Since we need to sort our edges, our current Union-Find data structure suffices. Even if we were able to improve the time complexity for the Union-Find by bringing the cost of find under $O(\log n)$, the running time would still be dominated by the time required to sort.

However, it is interesting to note that there is a very easy improvement we can make to our Union-Find data structure. The analysis for this is discussed in CLRS Chapter 21 and KT 4.6. The idea is that a calling find can take up to $O(\log n)$ time, but for an arbitrary element, this always reaches the same representative. But recall that these pointers are not fixed: we can change them! Here's the trick: when we perform a find on an element $u$, we take the opportunity to change its pointer (and all maybe even all the pointers of the nodes on the path that we traverse) so it is pointing directly to the representative for the set. This way, the first call can be as bad as $O(\log n)$, but subsequent calls will be $O(1)$.

The result is that performing a series of $m$ operations on a Union-Find data structure of $n$ elements has a running time of $O(m \cdot \alpha(n))$.

Here, $\alpha$ is the inverse Ackermann function. The Ackermann function is a function that grows very, very fast, which means its inverse, $\alpha$, grows incredibly slowly. It grows so slowly that for practical purposes, it may as well be constant: for all realistic values of $n$, we have $\alpha(n) \leq 4$. This is because $a(4)$ is on the order of $2^{2^{2^{2^{2^{2^{2}}}}}}$. This number is a number that Wolfram|Alpha refuses to write out because it is too big. You know this is very big, because Wolfram|Alpha is willing to write out numbers like "the number of atoms in the universe".

The result is that we have a Union-Find data structure for which operations are pretty much as close as you can get to being constant time without being able to say that they're really in constant time.
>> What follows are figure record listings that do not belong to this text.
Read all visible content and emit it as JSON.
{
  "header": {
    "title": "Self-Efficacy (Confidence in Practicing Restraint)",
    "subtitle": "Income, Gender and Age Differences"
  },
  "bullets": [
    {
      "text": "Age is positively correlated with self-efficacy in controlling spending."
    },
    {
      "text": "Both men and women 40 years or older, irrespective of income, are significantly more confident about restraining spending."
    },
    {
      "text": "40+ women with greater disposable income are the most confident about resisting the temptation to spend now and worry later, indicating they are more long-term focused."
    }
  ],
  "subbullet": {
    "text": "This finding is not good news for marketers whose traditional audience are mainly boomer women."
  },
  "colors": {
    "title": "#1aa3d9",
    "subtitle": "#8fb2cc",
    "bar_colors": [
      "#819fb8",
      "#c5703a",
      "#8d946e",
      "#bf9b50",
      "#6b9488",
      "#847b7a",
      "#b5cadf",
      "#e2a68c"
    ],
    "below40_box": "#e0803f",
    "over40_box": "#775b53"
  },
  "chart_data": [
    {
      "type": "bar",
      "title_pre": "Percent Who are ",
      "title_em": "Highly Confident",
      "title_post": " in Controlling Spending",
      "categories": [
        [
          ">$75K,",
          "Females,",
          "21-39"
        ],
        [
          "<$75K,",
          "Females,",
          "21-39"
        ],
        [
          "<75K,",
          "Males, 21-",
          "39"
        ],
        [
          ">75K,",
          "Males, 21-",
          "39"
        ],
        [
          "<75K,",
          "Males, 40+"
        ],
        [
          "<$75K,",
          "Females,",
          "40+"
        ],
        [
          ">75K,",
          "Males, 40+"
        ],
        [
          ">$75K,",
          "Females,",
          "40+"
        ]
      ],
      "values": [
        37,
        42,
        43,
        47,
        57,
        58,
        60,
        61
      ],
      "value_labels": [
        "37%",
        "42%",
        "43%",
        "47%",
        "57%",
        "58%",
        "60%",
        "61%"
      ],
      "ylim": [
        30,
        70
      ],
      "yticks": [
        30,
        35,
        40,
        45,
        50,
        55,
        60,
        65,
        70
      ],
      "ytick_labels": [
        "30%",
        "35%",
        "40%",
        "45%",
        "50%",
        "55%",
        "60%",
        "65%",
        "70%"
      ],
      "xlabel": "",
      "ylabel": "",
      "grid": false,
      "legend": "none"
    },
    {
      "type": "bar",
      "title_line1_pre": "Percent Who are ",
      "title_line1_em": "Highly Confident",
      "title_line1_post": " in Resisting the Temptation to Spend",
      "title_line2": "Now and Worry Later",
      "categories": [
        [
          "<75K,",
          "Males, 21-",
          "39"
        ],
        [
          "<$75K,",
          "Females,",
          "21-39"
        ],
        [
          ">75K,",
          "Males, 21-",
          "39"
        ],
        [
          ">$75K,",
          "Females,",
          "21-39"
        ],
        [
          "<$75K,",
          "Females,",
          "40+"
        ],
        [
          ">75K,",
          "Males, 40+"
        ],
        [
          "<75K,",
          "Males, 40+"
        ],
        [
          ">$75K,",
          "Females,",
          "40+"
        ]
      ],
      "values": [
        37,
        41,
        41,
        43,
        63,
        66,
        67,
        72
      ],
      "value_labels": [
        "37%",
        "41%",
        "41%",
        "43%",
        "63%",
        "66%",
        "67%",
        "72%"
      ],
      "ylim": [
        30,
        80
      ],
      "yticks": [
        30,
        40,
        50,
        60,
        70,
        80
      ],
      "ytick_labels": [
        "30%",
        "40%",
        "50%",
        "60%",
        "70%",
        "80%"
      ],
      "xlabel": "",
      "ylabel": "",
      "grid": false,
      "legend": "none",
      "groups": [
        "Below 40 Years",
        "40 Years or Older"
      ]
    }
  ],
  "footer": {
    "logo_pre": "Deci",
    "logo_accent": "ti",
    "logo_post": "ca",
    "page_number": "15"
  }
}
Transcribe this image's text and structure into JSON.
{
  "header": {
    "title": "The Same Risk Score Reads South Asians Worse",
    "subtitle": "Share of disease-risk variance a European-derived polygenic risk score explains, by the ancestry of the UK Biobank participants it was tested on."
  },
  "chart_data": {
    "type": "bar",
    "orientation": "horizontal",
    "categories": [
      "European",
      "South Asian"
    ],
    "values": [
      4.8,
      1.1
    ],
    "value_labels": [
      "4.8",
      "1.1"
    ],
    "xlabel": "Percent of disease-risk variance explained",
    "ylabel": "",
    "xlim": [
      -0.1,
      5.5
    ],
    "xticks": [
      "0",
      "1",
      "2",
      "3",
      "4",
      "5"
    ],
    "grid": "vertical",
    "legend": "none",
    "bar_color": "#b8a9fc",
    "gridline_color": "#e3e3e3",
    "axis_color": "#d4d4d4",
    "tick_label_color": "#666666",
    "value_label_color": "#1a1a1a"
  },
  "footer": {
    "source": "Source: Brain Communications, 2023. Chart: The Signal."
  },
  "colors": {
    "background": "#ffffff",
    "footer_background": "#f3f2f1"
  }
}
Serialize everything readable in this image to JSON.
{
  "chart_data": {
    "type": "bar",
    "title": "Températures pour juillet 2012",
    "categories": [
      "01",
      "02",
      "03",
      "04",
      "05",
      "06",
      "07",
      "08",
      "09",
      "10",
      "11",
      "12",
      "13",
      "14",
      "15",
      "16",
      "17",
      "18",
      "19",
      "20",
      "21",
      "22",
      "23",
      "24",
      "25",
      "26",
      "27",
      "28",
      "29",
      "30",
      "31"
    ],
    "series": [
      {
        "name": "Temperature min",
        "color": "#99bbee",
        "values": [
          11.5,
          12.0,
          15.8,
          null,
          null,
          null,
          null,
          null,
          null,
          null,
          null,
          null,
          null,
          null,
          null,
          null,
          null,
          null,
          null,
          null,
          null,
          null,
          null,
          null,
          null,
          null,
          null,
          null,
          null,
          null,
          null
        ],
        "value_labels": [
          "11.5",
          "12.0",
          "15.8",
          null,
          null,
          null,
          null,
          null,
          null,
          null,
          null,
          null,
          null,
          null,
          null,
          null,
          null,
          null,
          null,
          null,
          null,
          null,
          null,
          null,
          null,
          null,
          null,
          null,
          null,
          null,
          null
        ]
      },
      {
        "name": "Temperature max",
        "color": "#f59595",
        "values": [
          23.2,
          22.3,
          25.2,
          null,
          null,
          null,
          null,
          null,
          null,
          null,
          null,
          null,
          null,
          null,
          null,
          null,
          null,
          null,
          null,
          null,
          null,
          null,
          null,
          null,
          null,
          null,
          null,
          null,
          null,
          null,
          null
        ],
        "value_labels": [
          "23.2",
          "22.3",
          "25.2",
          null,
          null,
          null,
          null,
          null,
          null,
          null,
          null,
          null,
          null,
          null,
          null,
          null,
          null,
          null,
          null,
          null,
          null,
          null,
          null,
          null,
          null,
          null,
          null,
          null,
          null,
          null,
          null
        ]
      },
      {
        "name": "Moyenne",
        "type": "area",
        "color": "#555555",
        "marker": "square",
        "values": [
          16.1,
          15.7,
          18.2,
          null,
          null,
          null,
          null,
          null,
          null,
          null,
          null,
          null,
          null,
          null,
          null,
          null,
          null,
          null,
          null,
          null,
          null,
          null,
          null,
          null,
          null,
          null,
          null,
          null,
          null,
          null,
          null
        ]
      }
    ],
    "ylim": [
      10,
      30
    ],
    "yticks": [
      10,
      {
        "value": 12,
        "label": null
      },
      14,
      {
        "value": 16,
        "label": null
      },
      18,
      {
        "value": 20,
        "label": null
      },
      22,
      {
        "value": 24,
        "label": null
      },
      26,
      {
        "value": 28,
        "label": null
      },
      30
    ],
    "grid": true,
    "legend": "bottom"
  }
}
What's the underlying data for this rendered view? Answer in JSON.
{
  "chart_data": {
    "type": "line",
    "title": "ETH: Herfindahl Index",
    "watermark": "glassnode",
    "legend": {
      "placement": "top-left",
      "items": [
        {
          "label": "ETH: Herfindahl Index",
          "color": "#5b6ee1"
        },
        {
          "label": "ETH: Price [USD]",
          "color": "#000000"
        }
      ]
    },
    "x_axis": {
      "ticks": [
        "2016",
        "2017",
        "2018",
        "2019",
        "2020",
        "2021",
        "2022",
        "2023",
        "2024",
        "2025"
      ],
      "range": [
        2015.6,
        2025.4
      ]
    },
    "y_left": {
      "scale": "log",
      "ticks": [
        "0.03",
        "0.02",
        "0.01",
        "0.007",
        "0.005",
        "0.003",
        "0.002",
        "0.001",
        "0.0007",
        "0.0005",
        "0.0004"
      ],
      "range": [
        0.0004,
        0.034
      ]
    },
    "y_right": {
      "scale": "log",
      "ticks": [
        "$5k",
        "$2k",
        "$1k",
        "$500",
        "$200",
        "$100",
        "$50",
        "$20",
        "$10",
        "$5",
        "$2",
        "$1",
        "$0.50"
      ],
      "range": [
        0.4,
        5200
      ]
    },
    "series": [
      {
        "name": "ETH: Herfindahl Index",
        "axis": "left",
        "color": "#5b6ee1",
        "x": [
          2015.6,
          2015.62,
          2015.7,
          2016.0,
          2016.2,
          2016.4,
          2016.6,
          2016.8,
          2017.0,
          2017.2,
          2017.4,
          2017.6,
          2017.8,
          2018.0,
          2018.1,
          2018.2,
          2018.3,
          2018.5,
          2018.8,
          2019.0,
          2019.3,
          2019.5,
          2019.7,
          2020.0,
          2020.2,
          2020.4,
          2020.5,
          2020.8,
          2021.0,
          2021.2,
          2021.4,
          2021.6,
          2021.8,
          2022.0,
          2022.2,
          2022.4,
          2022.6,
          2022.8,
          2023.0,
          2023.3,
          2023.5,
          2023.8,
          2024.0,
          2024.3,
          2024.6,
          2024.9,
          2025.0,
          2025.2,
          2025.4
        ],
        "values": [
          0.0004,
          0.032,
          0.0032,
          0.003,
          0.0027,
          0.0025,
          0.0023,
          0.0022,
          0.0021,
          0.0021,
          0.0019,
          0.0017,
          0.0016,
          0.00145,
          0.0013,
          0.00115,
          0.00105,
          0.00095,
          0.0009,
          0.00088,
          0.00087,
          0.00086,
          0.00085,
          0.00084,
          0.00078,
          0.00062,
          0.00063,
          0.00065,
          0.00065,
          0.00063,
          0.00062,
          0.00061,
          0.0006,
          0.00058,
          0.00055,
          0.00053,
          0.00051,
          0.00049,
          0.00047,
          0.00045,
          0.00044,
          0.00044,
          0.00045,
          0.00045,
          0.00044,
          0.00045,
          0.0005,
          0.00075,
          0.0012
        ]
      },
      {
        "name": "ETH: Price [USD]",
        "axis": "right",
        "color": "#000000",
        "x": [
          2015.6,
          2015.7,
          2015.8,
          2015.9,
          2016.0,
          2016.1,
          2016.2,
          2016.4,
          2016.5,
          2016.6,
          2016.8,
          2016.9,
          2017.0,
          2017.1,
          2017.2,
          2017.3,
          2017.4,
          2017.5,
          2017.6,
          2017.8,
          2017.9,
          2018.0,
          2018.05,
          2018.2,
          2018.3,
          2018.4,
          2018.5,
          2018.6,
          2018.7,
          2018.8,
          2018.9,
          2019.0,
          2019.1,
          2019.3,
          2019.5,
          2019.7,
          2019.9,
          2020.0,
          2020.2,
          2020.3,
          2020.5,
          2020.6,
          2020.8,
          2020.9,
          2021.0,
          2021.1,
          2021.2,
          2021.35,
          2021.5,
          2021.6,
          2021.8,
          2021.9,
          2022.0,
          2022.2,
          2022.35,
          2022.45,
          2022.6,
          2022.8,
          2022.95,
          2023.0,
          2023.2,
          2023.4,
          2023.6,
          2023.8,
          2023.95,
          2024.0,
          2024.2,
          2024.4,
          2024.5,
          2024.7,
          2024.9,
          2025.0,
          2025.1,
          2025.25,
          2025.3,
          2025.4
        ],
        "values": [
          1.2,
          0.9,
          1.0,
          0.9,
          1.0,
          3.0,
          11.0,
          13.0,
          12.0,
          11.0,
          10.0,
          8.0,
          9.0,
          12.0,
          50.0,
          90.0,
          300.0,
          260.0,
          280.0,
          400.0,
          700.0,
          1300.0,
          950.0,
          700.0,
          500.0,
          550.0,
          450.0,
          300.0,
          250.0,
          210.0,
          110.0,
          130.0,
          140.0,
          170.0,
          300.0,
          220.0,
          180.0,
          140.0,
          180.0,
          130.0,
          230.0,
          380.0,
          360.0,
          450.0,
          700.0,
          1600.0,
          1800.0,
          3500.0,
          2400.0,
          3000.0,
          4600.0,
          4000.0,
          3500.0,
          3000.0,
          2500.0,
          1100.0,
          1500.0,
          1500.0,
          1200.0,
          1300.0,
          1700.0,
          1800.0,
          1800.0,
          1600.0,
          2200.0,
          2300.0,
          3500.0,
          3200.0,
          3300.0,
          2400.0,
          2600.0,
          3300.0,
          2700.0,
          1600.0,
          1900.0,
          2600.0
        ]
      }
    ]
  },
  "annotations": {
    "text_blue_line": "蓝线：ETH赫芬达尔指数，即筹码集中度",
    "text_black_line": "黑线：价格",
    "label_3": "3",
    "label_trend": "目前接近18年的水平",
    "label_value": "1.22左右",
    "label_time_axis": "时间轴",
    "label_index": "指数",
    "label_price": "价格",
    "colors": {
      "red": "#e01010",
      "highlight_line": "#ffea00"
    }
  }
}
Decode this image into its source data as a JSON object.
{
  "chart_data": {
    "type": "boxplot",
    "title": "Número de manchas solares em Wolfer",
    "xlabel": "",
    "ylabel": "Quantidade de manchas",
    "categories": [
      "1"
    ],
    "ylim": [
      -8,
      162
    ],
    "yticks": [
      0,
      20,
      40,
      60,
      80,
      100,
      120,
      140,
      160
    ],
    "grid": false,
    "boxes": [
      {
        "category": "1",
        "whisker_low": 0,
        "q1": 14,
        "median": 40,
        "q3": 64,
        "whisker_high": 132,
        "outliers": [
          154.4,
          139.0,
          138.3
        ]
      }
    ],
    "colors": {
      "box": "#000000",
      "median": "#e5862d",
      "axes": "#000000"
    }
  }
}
This running time was proved by Tarjan and van Leeuwen in 1975. A natural question is whether this is really the best we can do; i.e. can we get this thing down to $O(1)$? The answer turns out to be no, you really do need that $\Omega(\alpha(n))$ factor, which was shown by Fredman and Saks in 1984.

This value shows up in other places in algorithms analysis. For instance, the current fastest known algorithm for computing the minimum spanning tree, due to Chazelle in 2000, has a running time of $O(m \cdot \alpha(n))$. Funnily enough, this algorithm doesn't use Union-Finds, but relies on a data structure called a soft heap.